Stav Sherez is a British novelist whose first novel, The Devil's Playground,was published in 2004 by Penguin Books and was shortlisted for the CWA John Creasey Dagger. Sherez's second novel, The Black Monastery, was published by Faber & Faber in April 2009. From 1999 to 2004 he was a main contributor to the music magazine Comes with a Smile. From December 2006 he has been literary editor of the Catholic Herald.
"The most underrated writer around" has become one of the most over-used phrases in book reviewing, yet no other description better fits Robert Littell who, since 1973, has been quietly producing some of the best and most challenging works in spy fiction. His cool, ironic and poised novels unfold with the labyrinthine ingenuity of a complex chess gambit yet are always compulsively readable.
Littell was always more interested in the Soviets than the West and his early novels all deal with double agents, triple agents, and the exigencies of the cold war. Before Tom Rob Smith made Russia a popular place for crime writers to visit, Littell had already been there and staked his claim.

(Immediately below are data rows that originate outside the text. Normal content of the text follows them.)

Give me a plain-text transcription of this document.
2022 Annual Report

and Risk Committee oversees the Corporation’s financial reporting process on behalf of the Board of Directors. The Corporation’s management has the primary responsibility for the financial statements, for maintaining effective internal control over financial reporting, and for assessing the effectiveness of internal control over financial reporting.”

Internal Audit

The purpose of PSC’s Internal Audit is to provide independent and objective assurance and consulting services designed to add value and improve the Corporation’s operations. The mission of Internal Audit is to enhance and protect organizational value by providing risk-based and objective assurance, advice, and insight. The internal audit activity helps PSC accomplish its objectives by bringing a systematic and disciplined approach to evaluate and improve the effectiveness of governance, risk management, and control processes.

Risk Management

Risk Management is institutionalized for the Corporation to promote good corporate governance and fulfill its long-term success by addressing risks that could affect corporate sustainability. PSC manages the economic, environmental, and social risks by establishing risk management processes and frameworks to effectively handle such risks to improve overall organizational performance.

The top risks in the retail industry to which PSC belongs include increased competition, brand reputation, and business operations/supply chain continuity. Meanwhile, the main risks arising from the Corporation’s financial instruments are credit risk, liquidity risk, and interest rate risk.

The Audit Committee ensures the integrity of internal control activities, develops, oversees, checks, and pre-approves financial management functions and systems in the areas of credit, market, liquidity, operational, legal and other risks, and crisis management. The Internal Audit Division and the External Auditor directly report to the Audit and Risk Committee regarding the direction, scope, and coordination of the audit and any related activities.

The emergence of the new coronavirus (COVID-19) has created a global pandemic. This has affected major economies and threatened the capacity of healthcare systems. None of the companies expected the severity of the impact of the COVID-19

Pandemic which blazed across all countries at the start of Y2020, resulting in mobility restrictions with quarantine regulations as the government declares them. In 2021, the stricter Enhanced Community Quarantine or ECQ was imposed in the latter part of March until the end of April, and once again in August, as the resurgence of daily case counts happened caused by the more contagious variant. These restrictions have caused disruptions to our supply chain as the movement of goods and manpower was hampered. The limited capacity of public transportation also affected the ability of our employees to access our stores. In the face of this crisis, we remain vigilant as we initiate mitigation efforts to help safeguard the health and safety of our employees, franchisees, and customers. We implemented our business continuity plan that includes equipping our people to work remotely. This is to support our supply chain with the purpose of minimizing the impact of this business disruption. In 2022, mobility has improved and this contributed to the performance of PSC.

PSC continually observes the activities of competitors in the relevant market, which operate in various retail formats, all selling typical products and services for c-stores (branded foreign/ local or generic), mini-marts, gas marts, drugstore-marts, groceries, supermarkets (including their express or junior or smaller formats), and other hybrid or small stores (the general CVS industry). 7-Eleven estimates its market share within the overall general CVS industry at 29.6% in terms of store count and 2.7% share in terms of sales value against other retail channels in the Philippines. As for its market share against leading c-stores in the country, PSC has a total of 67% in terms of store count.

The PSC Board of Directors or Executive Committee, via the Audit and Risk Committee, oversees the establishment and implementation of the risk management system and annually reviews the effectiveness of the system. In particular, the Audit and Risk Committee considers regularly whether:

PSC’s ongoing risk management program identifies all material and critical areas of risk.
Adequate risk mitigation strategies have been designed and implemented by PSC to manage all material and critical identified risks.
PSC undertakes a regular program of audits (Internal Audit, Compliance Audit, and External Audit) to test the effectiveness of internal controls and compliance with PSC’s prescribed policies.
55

Littell's novels of the last decade have taken things a step further, first with the masterful The Company, a 700 page history of the CIA told through the eyes of three recruits as they make their way through the tumultuous events of the 1950s, 60s and 70s - but it is Littell's next novel, Legends, which is his masterpiece. A cross-breeding of Philip K Dick and John le Carre, Legends was a furiously plotted and darkly lyrical spy thriller but also an existential meditation on identity and persona, and what better vessel to investigate this than the spy, the man or woman with no fixed identity, who lives in a shifting reality of cover stories and fake histories?
Young Philby takes up the reins from Legends and continues this investigation through a daring and original structuring device. The novel depicts Cambridge spy, Harold (Kip) Philby's life from 1933 to 1945 through a series of chapters, each narrated by a different individual from Philby's life.
We first meet Philby as the callow 'Englishman' in 1933 Vienna, the chapter narrated by a woman communist organiser who later became his wife. Philby is young and inexperienced but committed to the cause of freeing Austria from the fascists. Back in London, the next chapter is told by Philby's university friend and future cohort, Guy Burgess. We follow Philby through the 1930s as he's recruited by Soviet intelligence, his time in Spain as a reporter in the Civil War, and his work during the Second World War. Each chapter is narrated by a different person and each person sees what they want to see in Philby, moulding him to their desires, making it impossible to pin down the 'real' Kim Philby, and asking if we can even legitimately talk about a 'real' Kim Philby. The different voices are written beautifully in Littell's elegant, clipped, and ironic prose, from the rambunctious ramble of his wife through the chummy bonhomie of Burgess to the cold authority of Philby's Soviet controller.
There is a coda where Littell proposes a striking and bold new interpretation of who Philby really was and, in typical Littell fashion, leaves the reader unsure of even the most basic certainties of history.
Young Philby, through its audacious structure and sure sense of narrative, is a trenchant and intelligent meditation on identity and the mystery spinning at the heart of every spy novel. A quiet masterpiece.